Picross 2 is a Japan-only game for the Game Boy and the sequel to Mario's Picross; it was released in 1996. It keeps most of the same elements of its predecessor, as it deals with a grid an solving number-like puzzles to form images.
To play, the player has to match boxes together and link them with one another to form images, and if performed successfully, the image will look right. The player also has the option to be given hints throughout the game as to how to make specific images.
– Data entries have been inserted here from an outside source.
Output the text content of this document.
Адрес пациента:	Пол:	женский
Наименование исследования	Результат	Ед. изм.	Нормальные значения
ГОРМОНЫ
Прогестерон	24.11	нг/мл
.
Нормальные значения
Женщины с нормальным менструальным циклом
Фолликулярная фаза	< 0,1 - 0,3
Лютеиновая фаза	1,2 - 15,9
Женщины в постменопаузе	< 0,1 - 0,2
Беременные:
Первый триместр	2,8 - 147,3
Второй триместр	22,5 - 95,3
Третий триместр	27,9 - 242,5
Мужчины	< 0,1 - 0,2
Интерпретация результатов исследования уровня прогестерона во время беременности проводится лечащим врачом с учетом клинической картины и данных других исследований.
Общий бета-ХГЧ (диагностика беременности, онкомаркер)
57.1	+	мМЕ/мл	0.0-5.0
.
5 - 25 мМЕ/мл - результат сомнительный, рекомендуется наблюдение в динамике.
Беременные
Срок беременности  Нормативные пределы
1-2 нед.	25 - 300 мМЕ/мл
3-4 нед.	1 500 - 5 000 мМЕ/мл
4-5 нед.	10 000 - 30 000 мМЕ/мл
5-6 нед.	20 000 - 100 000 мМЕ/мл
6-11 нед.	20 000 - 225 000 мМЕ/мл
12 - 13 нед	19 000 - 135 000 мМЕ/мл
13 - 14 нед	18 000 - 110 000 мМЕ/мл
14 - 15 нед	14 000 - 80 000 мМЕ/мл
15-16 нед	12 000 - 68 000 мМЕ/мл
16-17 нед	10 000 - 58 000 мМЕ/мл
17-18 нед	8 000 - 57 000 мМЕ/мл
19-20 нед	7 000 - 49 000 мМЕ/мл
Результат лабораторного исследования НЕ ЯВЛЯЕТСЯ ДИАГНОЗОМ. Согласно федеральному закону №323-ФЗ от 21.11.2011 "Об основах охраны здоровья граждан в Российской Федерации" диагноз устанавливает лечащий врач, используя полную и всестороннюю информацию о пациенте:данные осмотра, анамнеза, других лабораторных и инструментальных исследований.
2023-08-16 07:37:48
Mario and Wario both have different sets of puzzles to solve in the game, giving the player somewhat of a variety in gameplay.
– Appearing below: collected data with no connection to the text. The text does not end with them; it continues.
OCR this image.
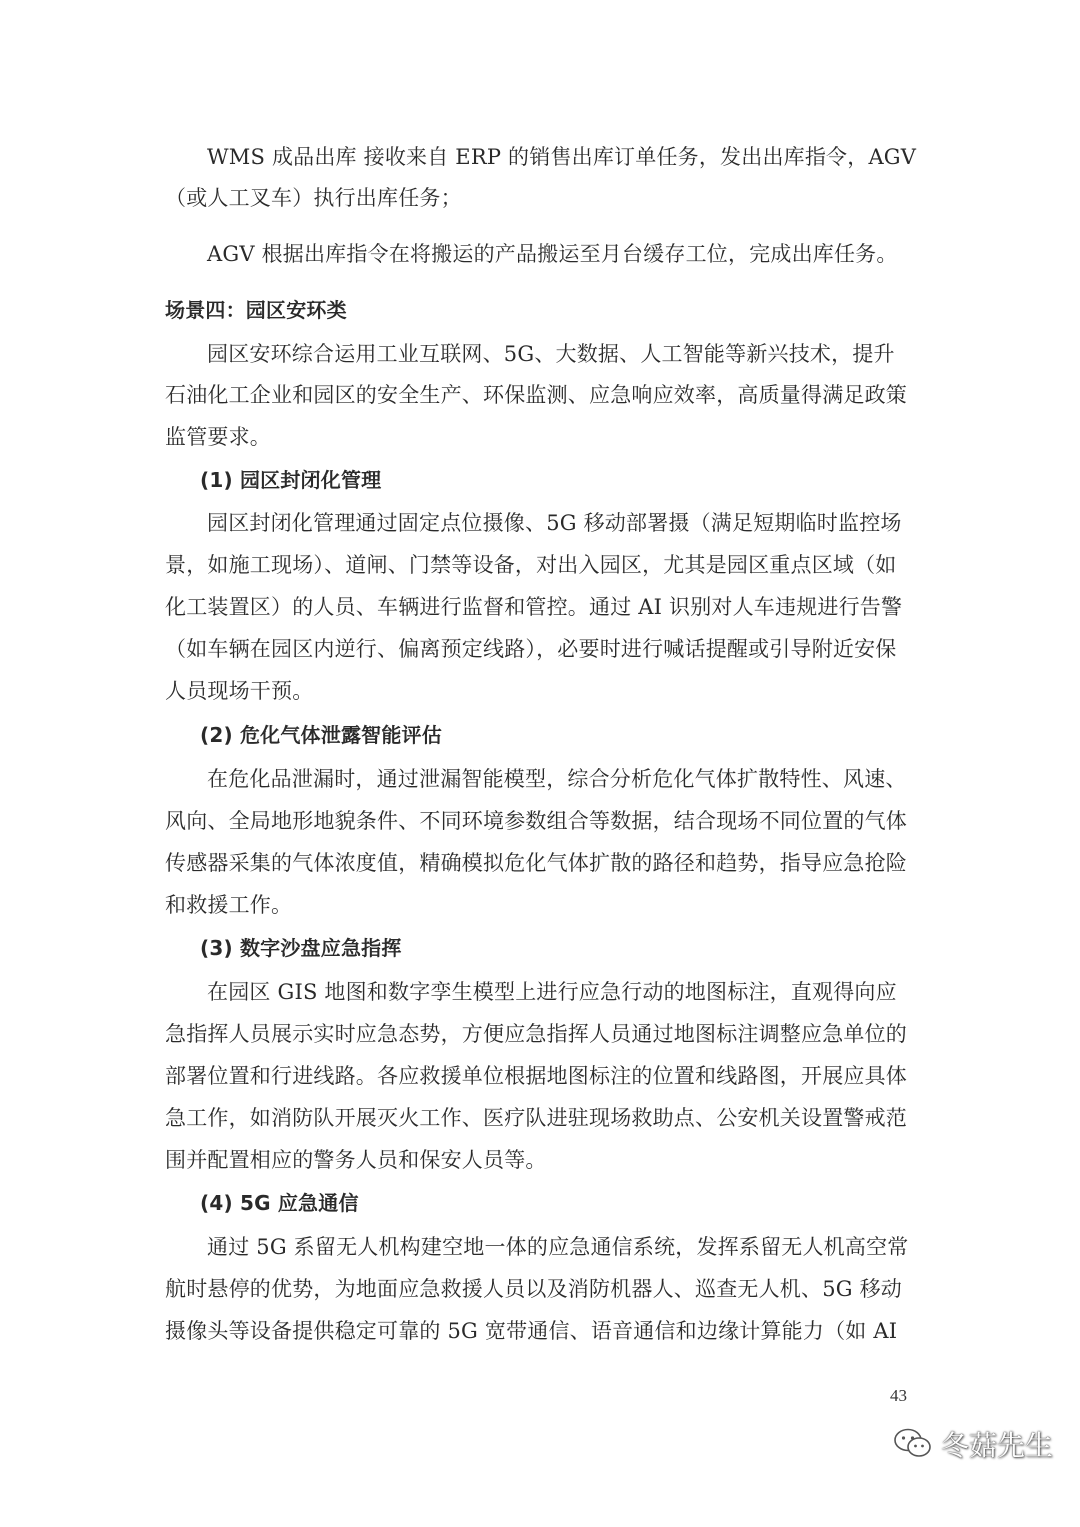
WMS 成品出库 接收来自 ERP 的销售出库订单任务，发出出库指令，AGV
（或人工叉车）执行出库任务；
AGV 根据出库指令在将搬运的产品搬运至月台缓存工位，完成出库任务。
场景四：园区安环类
园区安环综合运用工业互联网、5G、大数据、人工智能等新兴技术，提升
石油化工企业和园区的安全生产、环保监测、应急响应效率，高质量得满足政策
监管要求。
(1) 园区封闭化管理
园区封闭化管理通过固定点位摄像、5G 移动部署摄（满足短期临时监控场
景，如施工现场）、道闸、门禁等设备，对出入园区，尤其是园区重点区域（如
化工装置区）的人员、车辆进行监督和管控。通过 AI 识别对人车违规进行告警
（如车辆在园区内逆行、偏离预定线路），必要时进行喊话提醒或引导附近安保
人员现场干预。
(2) 危化气体泄露智能评估
在危化品泄漏时，通过泄漏智能模型，综合分析危化气体扩散特性、风速、
风向、全局地形地貌条件、不同环境参数组合等数据，结合现场不同位置的气体
传感器采集的气体浓度值，精确模拟危化气体扩散的路径和趋势，指导应急抢险
和救援工作。
(3) 数字沙盘应急指挥
在园区 GIS 地图和数字孪生模型上进行应急行动的地图标注，直观得向应
急指挥人员展示实时应急态势，方便应急指挥人员通过地图标注调整应急单位的
部署位置和行进线路。各应救援单位根据地图标注的位置和线路图，开展应具体
急工作，如消防队开展灭火工作、医疗队进驻现场救助点、公安机关设置警戒范
围并配置相应的警务人员和保安人员等。
(4) 5G 应急通信
通过 5G 系留无人机构建空地一体的应急通信系统，发挥系留无人机高空常
航时悬停的优势，为地面应急救援人员以及消防机器人、巡查无人机、5G 移动
摄像头等设备提供稳定可靠的 5G 宽带通信、语音通信和边缘计算能力（如 AI
43
冬菇先生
The game features four modes: easy picross, Mario's picross, Wario's picross, and quick picross.
In easy picross, players solve a simple 15x15 puzzle; 30 minutes are allotted for each puzzle.
In Mario's picross, players solve more complex 30x30 puzzles, split into 15x15 quadrants, and players are penalized for mistakes in this mode.
Wario's picross is the same as Mario's picross, except players are not penalized or notified of mistakes. After clearing stage 6 in this mode, players are no longer notified if a quadrant has been completed, further increasing the difficulty. Players can also choose to turn off the time limit in this mode, however this will not allow them to unlock the 10th puzzle in each stage and it does not apply to quick picross.
After every three stages in both Mario and Wario's picross, players must solve a quick picross puzzle. In quick picross, players must quickly create kana from multiple 8x8 puzzles to form a sentence and clear the challenge. The amount of kana required ranges from 8-20 and players are allotted only one minute per character. Both characters have three quick picross stages with 10 possible solutions each.
Mario and Wario both have 10 stages with 10 puzzles each, however, the 10th puzzle of each stage can only be unlocked if the player has not quit or timed out on a puzzle in the stage. In stages 1-3, 30 minutes are allotted per quadrant, but from stage 4 onward, 90 minutes are allotted for each puzzle. The puzzles in each stage are also centered around a theme (e.g. stage 4 of Mario's picross features sports themed puzzles). After clearing stage 10, a final stage with a single 60x60 puzzle is unlocked; the puzzle is split into 30x30 quadrants (which themselves are split into 15x15 quadrants) and 30 minutes are allotted per 30x30 quadrant. In total there are 278 puzzles.